A meaningful fraction of clients arriving with mood instability, irritability, sleep complaints, or fatigue have a dietary or substance pattern doing some of the work, and most have no idea. Caffeine intake after midday is the most common one. Sugar-driven afternoon crashes is the second. Alcohol-driven morning anxiety is the third. None of these are visible to the client without a structured log because the gap between the intake and the symptom is hours long, and human memory bridges that gap badly.

This worksheet runs as a parallel log alongside whatever else you’ve assigned. Seven days of paired entries: what was eaten and drunk, and the predominant moods of the day. The client doesn’t need to be exhaustive. The point is patterns, not nutritional accuracy. A glass of wine in the evening followed by waking at 4am with anxiety is the kind of paired data the log surfaces.

Use it for any case where there’s a plausible dietary contribution. Anxiety with high caffeine intake. Mood instability in clients who skip breakfast and lunch. Sleep disturbance in clients who report two or three glasses of wine a night. Depression in clients whose food intake has dropped to crisps and toast. Don’t use it for clients with eating disorders without specialist consultation, because the food-tracking can interact badly with restrictive patterns.

The clinical move after a week of submissions is to identify one variable to test by removing or modifying it for two weeks while keeping everything else the same. Cut caffeine after 11am, see if sleep improves. Add a real lunch on weekdays, see if afternoon mood crashes. The log gives you a baseline and the next week’s log gives you the comparison. The client experiences the change as their own discovery, which produces durable behaviour change in a way external nutrition advice doesn’t.

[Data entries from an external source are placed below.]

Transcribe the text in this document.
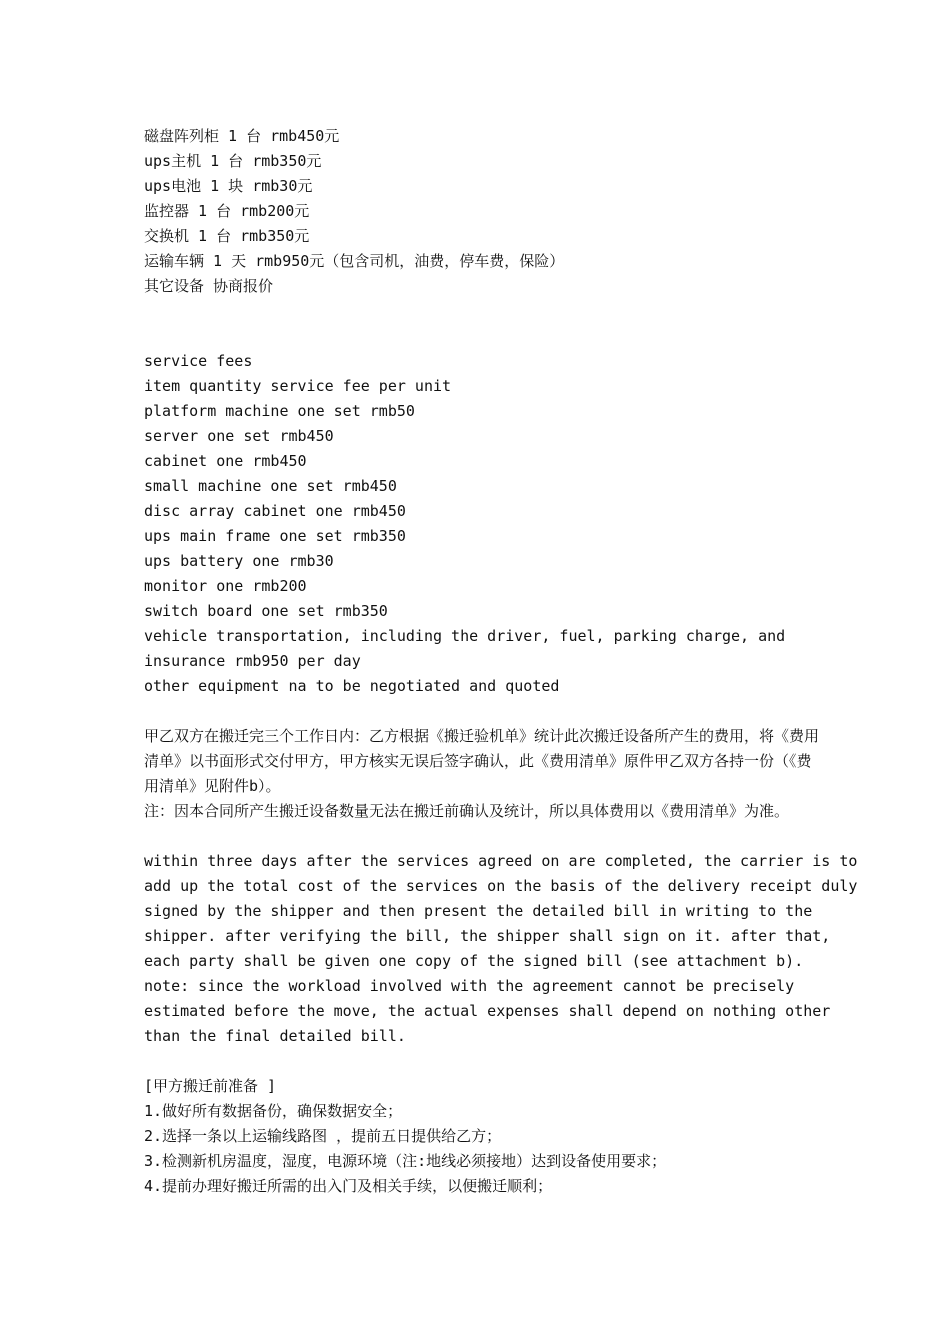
磁盘阵列柜 1 台 rmb450元
ups主机 1 台 rmb350元
ups电池 1 块 rmb30元
监控器 1 台 rmb200元
交换机 1 台 rmb350元
运输车辆 1 天 rmb950元（包含司机，油费，停车费，保险）
其它设备 协商报价
service fees
item quantity service fee per unit
platform machine one set rmb50
server one set rmb450
cabinet one rmb450
small machine one set rmb450
disc array cabinet one rmb450
ups main frame one set rmb350
ups battery one rmb30
monitor one rmb200
switch board one set rmb350
vehicle transportation, including the driver, fuel, parking charge, and
insurance rmb950 per day
other equipment na to be negotiated and quoted
甲乙双方在搬迁完三个工作日内：乙方根据《搬迁验机单》统计此次搬迁设备所产生的费用，将《费用清单》以书面形式交付甲方，甲方核实无误后签字确认，此《费用清单》原件甲乙双方各持一份（《费用清单》见附件b）。
注：因本合同所产生搬迁设备数量无法在搬迁前确认及统计，所以具体费用以《费用清单》为准。
within three days after the services agreed on are completed, the carrier is to
add up the total cost of the services on the basis of the delivery receipt duly
signed by the shipper and then present the detailed bill in writing to the
shipper. after verifying the bill, the shipper shall sign on it. after that,
each party shall be given one copy of the signed bill (see attachment b).
note: since the workload involved with the agreement cannot be precisely
estimated before the move, the actual expenses shall depend on nothing other
than the final detailed bill.
[甲方搬迁前准备 ]
1.做好所有数据备份，确保数据安全；
2.选择一条以上运输线路图 ，提前五日提供给乙方；
3.检测新机房温度，湿度，电源环境（注:地线必须接地）达到设备使用要求；
4.提前办理好搬迁所需的出入门及相关手续，以便搬迁顺利；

The thing to watch for is the client who fills the log in retrospectively from memory on the day before next session. Cracker-and-toast for breakfast every day for seven days is suspicious. The data needs to be captured close to the meals, not reconstructed.

In my-cbt, this is one of the bundled system worksheets. Assign it from the case file with a personal message asking the client to fill it in throughout the day rather than at the end. Submissions save with timestamps so you can see whether they’re being logged in real time or after the fact.